The coin is real. It can be done.

(Update: Mr. Diehl has left a comment here at MR saying reiterating his stance on the legality and accounting treatment of the coin.

 

 

 

Comments

  1. Bob Salsa says:

    This is amazing. I sure hope Krugman picks this up (since he reads this blog) and uses his megaphone to inform the world. This could have the Congressional GOP shaking in their boots!

  2. Clonal Antibody says:

    Mike,

    I have also linked to and posted the comment in toto at Joe’ blog at Daily Kos — Have to bring the career Progressives on board!
    Trillion Dollar Coin: Posts on Legality and Constitutionality

  3. I got an email in the middle night from Cullen suggesting I check the comments. This is what I was thinking as I read it…
    http://www.youtube.com/watch?v=Jow5aO8mp3E

  4. Doubtless the Mint chief is referring to the Coin Act of 1792 when he’s citing for 200+ years of Constitutional authority. Funny thing is, that self-same act was also the first statute mandating the death penalty:

    Sec. 19. And be it further enacted, That if any of the gold or silver coins which shall be struck or coined at the said mint shall be debased or made worse as to the proportion of fine gold or fine silver therein contained, or shall be of less weight or value than the same ought to be pursuant to the directions of this act, through the default or with the connivance of any of the officers or persons who shall be employed at the said mint, for the purpose of profit or gain, or otherwise with a fraudulent intent, and if any of the said officers or persons shall embezzle any of the metals which shall at any time be committed to their charge for the purpose of being coined, or any of the coins which shall be struck or coined at the said mint, every such officer or person who shall commit any or either of the said offences, shall be deemed guilty of felony, and shall suffer death.
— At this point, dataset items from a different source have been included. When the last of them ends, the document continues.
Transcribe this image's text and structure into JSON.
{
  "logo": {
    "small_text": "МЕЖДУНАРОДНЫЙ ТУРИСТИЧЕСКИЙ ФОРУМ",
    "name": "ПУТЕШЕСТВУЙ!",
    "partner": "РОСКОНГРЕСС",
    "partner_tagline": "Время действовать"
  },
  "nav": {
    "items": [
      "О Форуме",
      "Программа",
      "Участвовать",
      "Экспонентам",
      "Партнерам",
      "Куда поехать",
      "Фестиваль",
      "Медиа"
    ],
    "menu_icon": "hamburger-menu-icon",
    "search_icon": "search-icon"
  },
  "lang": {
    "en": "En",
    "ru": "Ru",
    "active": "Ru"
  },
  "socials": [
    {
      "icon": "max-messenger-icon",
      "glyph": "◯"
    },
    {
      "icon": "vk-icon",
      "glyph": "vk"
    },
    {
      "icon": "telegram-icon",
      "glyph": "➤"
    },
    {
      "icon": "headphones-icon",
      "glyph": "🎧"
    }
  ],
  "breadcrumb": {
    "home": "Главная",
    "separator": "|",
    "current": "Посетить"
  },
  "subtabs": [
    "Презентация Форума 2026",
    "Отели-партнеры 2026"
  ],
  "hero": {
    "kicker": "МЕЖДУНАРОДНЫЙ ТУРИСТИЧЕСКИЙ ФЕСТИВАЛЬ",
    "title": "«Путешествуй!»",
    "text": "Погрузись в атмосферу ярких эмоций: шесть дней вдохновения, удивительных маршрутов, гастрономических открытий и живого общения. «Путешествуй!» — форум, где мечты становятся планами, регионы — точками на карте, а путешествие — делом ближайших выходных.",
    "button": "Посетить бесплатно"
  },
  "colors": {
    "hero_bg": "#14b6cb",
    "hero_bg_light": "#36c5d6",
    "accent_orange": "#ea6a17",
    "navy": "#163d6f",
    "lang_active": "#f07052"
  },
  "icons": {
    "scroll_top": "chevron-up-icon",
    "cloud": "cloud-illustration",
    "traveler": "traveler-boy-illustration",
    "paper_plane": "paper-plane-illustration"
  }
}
    It dovetails nicely with the Constitution itself:
    No State shall enter into any Treaty, Alliance, or Confederation; grant Letters of Marque and Reprisal; coin Money; emit Bills of Credit; make any Thing but gold and silver Coin a Tender in Payment of Debts; pass any Bill of Attainder, ex post facto Law, or Law impairing the Obligation of Contracts, or grant any Title of Nobility.
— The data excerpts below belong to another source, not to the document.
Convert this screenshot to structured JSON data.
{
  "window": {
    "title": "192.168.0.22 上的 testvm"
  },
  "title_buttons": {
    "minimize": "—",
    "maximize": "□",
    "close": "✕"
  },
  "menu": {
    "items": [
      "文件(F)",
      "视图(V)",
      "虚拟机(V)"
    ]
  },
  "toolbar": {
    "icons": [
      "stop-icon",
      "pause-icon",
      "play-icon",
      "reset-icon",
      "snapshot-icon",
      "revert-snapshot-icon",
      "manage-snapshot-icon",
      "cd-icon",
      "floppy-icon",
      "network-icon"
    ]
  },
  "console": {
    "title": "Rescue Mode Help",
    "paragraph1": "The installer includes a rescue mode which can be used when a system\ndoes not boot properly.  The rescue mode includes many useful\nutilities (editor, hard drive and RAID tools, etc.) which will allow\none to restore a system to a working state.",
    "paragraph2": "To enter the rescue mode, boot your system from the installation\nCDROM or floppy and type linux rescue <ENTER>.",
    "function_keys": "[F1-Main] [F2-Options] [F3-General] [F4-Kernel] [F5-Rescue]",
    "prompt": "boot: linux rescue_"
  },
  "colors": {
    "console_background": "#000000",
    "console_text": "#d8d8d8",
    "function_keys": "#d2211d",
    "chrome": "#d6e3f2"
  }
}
    Note that this was placed as a limitation on States, since the existence of a Central US Bank in the first instance was deemed of questionable Constitutionality in the era. There’s a reason that everyone tosses about a “platinum” coin, it’s because it’s a loophole that violates the spirit of the law, one that never intended for the federal government to emit unlimited bills of credit or coin in the first place. The Founders were very cognizant of the hyperinflation of Continental dollars, and placing monetary control in the hands of government. When silver and gold are your coin, any private citizen can own a mint, and this itself is a limitation on central government’s ability to counterfeit money.

    What all this really goes to is not about what makes pragmatic fiscal sense, but a fundamental check and balance against government devaluing the money of individuals. Inflation, in the end, is fundamentally just another tax, one that the first American citizens were very keenly consciously aware, so much that they found the need to hold a revolution against their own central government for theft by parliamentary action.

  5. I keep hearing about this “spirit of the law” business. What matters is the words on the page, if there’s ambiguity in the law, well, its up to the agency to determine what it means (except in criminal law where ambiguity is construed in favor of the defendant).